# A few questions *searched*



## NYCESER (Dec 10, 2005)

I just recently decided to exit the honda scene.....So i picked up a clean 1991 SER......5 speed......very nice car.......Now I mite go all motor but I have always been a turbo guy....so I have done some research and still am coming up with a few questions.....forgive me if 1 or 2 are all motor related.....ok here we go.......................


1. I was planning on turboing my stock sr20 motor and buying a jdm sr20de and adding je pistons to it.......my goal is like 350-375whp.....should I just go ahead and get the rods or are the stock rods with arp rod bolts fine for that???

2. I was planning on using a greddy e manage pro.....whats your feelings on this???

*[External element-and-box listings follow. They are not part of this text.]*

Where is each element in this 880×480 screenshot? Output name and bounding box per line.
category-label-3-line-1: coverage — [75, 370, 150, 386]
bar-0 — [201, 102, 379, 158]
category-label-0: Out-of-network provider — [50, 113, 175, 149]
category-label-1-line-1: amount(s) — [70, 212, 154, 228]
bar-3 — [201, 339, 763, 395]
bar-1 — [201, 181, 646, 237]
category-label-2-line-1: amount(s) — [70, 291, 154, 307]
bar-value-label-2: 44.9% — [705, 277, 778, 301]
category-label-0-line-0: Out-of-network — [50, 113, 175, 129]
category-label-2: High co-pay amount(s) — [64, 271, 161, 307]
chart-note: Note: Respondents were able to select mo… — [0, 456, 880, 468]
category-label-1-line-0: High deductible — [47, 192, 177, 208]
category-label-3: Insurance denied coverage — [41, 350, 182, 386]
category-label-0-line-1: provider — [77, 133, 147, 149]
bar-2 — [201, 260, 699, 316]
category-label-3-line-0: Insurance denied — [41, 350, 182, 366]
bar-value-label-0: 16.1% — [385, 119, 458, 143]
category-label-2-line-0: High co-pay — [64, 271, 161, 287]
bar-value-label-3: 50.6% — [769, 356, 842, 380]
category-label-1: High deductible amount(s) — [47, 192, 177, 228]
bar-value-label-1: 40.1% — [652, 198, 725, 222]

3. Do i need the maf unit if i have the emanage??? and do i need a larger map sensor also??

4. And my 1 all motor question....If i dont go turbo i am gonna pick up a sr16ve.....if i use the emanage will that actavate the vvl????


thanks


----------



## NotAnotherHonda (Aug 7, 2003)

1) stock jdm sr20 blocks can hold over 500whp, so, yes, stock is fine

2) emanage is highly recommended for turbo sr20's if you dont wanna go with aem or jwt ecu

3) emanage can use gm map sensors, but you dont have to (i think)...not too sure

4) emanage cannot activate vvl from what i know. you have to buy an msd 2-step rpm activator


----------



## psuLemon (Apr 23, 2003)

check out www.sr20forum for some good info too. Especailly on the VVL motor.


----------